In New York, Bruce De Cell said by phone he opposed the death penalty for Moussaoui and hoped he would talk if given a life sentence instead of execution in the second phase of the trial. "He can implicate more people," he said. De Cell's son-in-law, Mark Petrocelli, died in the attacks.

The jury's finding that Moussaoui's lies after his arrest in August 2001 were responsible for at least one Sept. 11 death opens a second chapter that will determine whether he deserves to be executed. The only other sentence the jury can decide is life in prison.

That stage, opening Thursday, is expected to include wrenching testimony from families of the Sept. 11 victims.

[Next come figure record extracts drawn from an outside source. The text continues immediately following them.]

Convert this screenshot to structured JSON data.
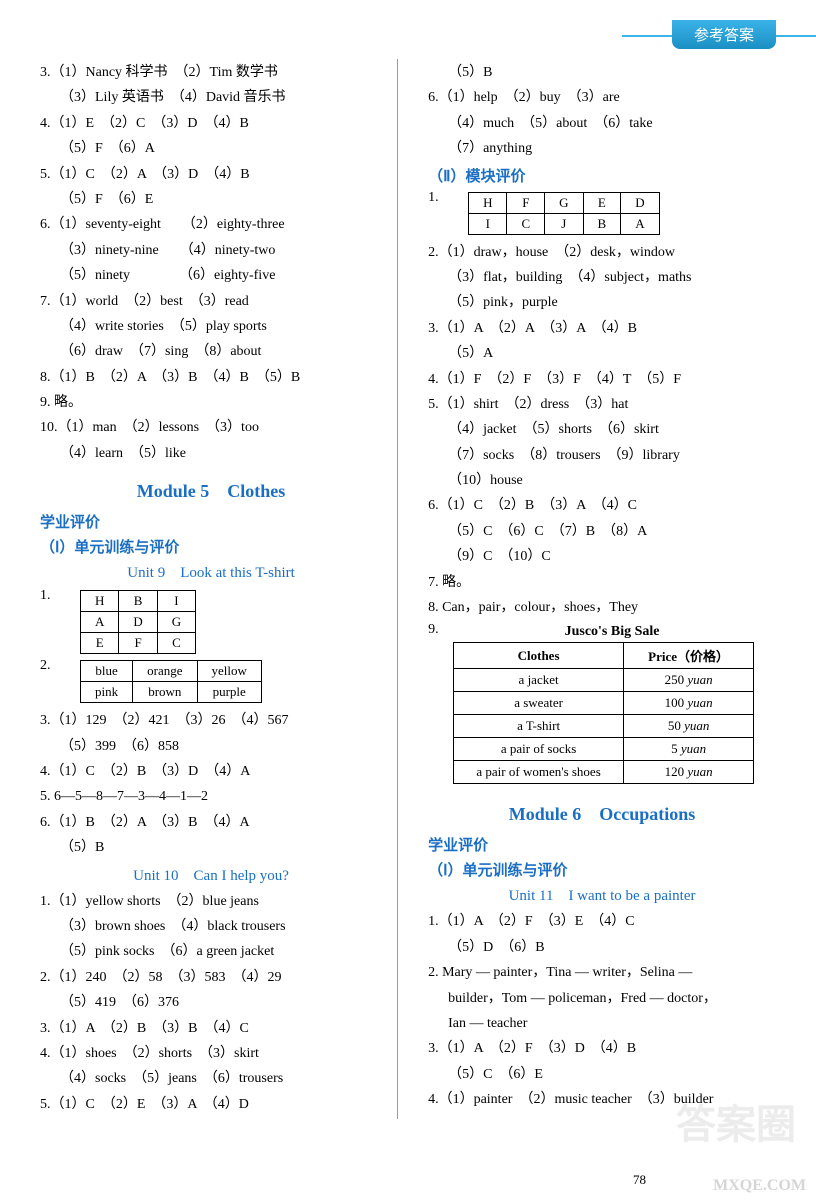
{
  "header": "参考答案",
  "page_number": "78",
  "watermark_main": "答案圈",
  "watermark_url": "MXQE.COM",
  "left": {
    "l3": "3.（1）Nancy 科学书　（2）Tim 数学书",
    "l3b": "（3）Lily 英语书　（4）David 音乐书",
    "l4": "4.（1）E　（2）C　（3）D　（4）B",
    "l4b": "（5）F　（6）A",
    "l5": "5.（1）C　（2）A　（3）D　（4）B",
    "l5b": "（5）F　（6）E",
    "l6": "6.（1）seventy-eight　　（2）eighty-three",
    "l6b": "（3）ninety-nine　　（4）ninety-two",
    "l6c": "（5）ninety　　　　（6）eighty-five",
    "l7": "7.（1）world　（2）best　（3）read",
    "l7b": "（4）write stories　（5）play sports",
    "l7c": "（6）draw　（7）sing　（8）about",
    "l8": "8.（1）B　（2）A　（3）B　（4）B　（5）B",
    "l9": "9. 略。",
    "l10": "10.（1）man　（2）lessons　（3）too",
    "l10b": "（4）learn　（5）like",
    "mod5": "Module 5　Clothes",
    "xypj": "学业评价",
    "sec1": "（Ⅰ）单元训练与评价",
    "unit9": "Unit 9　Look at this T-shirt",
    "t1": {
      "rows": [
        [
          "H",
          "B",
          "I"
        ],
        [
          "A",
          "D",
          "G"
        ],
        [
          "E",
          "F",
          "C"
        ]
      ]
    },
    "t2": {
      "rows": [
        [
          "blue",
          "orange",
          "yellow"
        ],
        [
          "pink",
          "brown",
          "purple"
        ]
      ]
    },
    "u9_3": "3.（1）129　（2）421　（3）26　（4）567",
    "u9_3b": "（5）399　（6）858",
    "u9_4": "4.（1）C　（2）B　（3）D　（4）A",
    "u9_5": "5. 6—5—8—7—3—4—1—2",
    "u9_6": "6.（1）B　（2）A　（3）B　（4）A",
    "u9_6b": "（5）B",
    "unit10": "Unit 10　Can I help you?",
    "u10_1": "1.（1）yellow shorts　（2）blue jeans",
    "u10_1b": "（3）brown shoes　（4）black trousers",
    "u10_1c": "（5）pink socks　（6）a green jacket",
    "u10_2": "2.（1）240　（2）58　（3）583　（4）29",
    "u10_2b": "（5）419　（6）376",
    "u10_3": "3.（1）A　（2）B　（3）B　（4）C",
    "u10_4": "4.（1）shoes　（2）shorts　（3）skirt",
    "u10_4b": "（4）socks　（5）jeans　（6）trousers",
    "u10_5": "5.（1）C　（2）E　（3）A　（4）D"
  },
  "right": {
    "r5b": "（5）B",
    "r6": "6.（1）help　（2）buy　（3）are",
    "r6b": "（4）much　（5）about　（6）take",
    "r6c": "（7）anything",
    "sec2": "（Ⅱ）模块评价",
    "t3": {
      "rows": [
        [
          "H",
          "F",
          "G",
          "E",
          "D"
        ],
        [
          "I",
          "C",
          "J",
          "B",
          "A"
        ]
      ]
    },
    "m2": "2.（1）draw，house　（2）desk，window",
    "m2b": "（3）flat，building　（4）subject，maths",
    "m2c": "（5）pink，purple",
    "m3": "3.（1）A　（2）A　（3）A　（4）B",
    "m3b": "（5）A",
    "m4": "4.（1）F　（2）F　（3）F　（4）T　（5）F",
    "m5": "5.（1）shirt　（2）dress　（3）hat",
    "m5b": "（4）jacket　（5）shorts　（6）skirt",
    "m5c": "（7）socks　（8）trousers　（9）library",
    "m5d": "（10）house",
    "m6": "6.（1）C　（2）B　（3）A　（4）C",
    "m6b": "（5）C　（6）C　（7）B　（8）A",
    "m6c": "（9）C　（10）C",
    "m7": "7. 略。",
    "m8": "8. Can，pair，colour，shoes，They",
    "m9": "9.",
    "sale_title": "Jusco's Big Sale",
    "sale": {
      "header": [
        "Clothes",
        "Price（价格）"
      ],
      "rows": [
        [
          "a jacket",
          "250 yuan"
        ],
        [
          "a sweater",
          "100 yuan"
        ],
        [
          "a T-shirt",
          "50 yuan"
        ],
        [
          "a pair of socks",
          "5 yuan"
        ],
        [
          "a pair of women's shoes",
          "120 yuan"
        ]
      ]
    },
    "mod6": "Module 6　Occupations",
    "xypj2": "学业评价",
    "sec1b": "（Ⅰ）单元训练与评价",
    "unit11": "Unit 11　I want to be a painter",
    "u11_1": "1.（1）A　（2）F　（3）E　（4）C",
    "u11_1b": "（5）D　（6）B",
    "u11_2": "2. Mary — painter，Tina — writer，Selina —",
    "u11_2b": "builder，Tom — policeman，Fred — doctor，",
    "u11_2c": "Ian — teacher",
    "u11_3": "3.（1）A　（2）F　（3）D　（4）B",
    "u11_3b": "（5）C　（6）E",
    "u11_4": "4.（1）painter　（2）music teacher　（3）builder"
  }
}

Outside the courthouse, Rosemary Dillard, whose husband Eddie was on the hijacked airliner that flew into the Pentagon, said she felt a sense of vindication from the verdict.

"This man has no soul, has no conscience," she said of the only man charged in the U.S. in the attacks that killed nearly 3,000 people. "What else could we ask for but this?"

She said: "He deserves the death penalty — 2,997 people prove that he deserves it." Dillard added that the attacks affected everyone: "None of you feel the way you did before Sept. 11."

But in a trial that also focused on the government's ineptness in following up on pre-Sept. 11 leads, federal agencies were not let off the hook by victims' families.

Scott said as much as he wants Moussaoui to be executed, he thinks the government deserves equal blame "for not acting on certain indicators that could have prevented 9/11 from happening."

Rosaleen Tallon, whose firefighter brother, Sean Tallon, was killed at the trade center, agreed "the government really dropped the ball."

"We knew he was guilty," Tallon said of Moussaoui.

But she said her religious beliefs do not support the death penalty.

"I personally would love if he had to sit for the next 30 or 40 years of his life," she said. "He almost wants the death penalty. He really almost wants to go out a martyr."

Bill Doyle, who son Joseph died in the World Trade Center, said Moussaoui deserves the death penalty. "Apparently he knew about it, so I think the verdict is just."